Je me demandai comment cette femme que je venais de voir si pâle était tout à coup devenue rouge comme le feu, en répondant qu’elle l’avait encore il n’y a qu’un instant, mais que cela ne valait pas la peine de le chercher.
On se remit en quête pourtant, sans rien trouver. Elle demanda qu’on ne s’en occupât plus et les recherches se ralentirent. Puis enfin, quand elle se trouva tout à fait bien, tout le monde prit congé d’elle.

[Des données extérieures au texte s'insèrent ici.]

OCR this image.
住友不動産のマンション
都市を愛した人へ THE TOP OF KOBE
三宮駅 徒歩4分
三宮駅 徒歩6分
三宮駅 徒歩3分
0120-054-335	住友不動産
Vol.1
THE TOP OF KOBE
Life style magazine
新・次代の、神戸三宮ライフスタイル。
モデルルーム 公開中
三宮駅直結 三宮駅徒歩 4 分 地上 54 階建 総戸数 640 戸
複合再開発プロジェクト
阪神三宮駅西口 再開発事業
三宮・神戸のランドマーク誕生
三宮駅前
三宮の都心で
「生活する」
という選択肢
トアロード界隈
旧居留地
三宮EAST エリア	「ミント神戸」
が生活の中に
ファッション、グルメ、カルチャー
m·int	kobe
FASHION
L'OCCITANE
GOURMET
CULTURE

Nous marchions très-lentement en retournant chez nous, M. Wickfield, Agnès et moi. Agnès et moi nous admirions le clair de lune, mais M. Wickfield levait à peine les yeux. Quand nous fûmes enfin arrivés à notre porte, Agnès s’aperçut qu’elle avait oublié son sac à ouvrage. Enchanté de pouvoir lui rendre un service, je pris ma course pour aller le chercher.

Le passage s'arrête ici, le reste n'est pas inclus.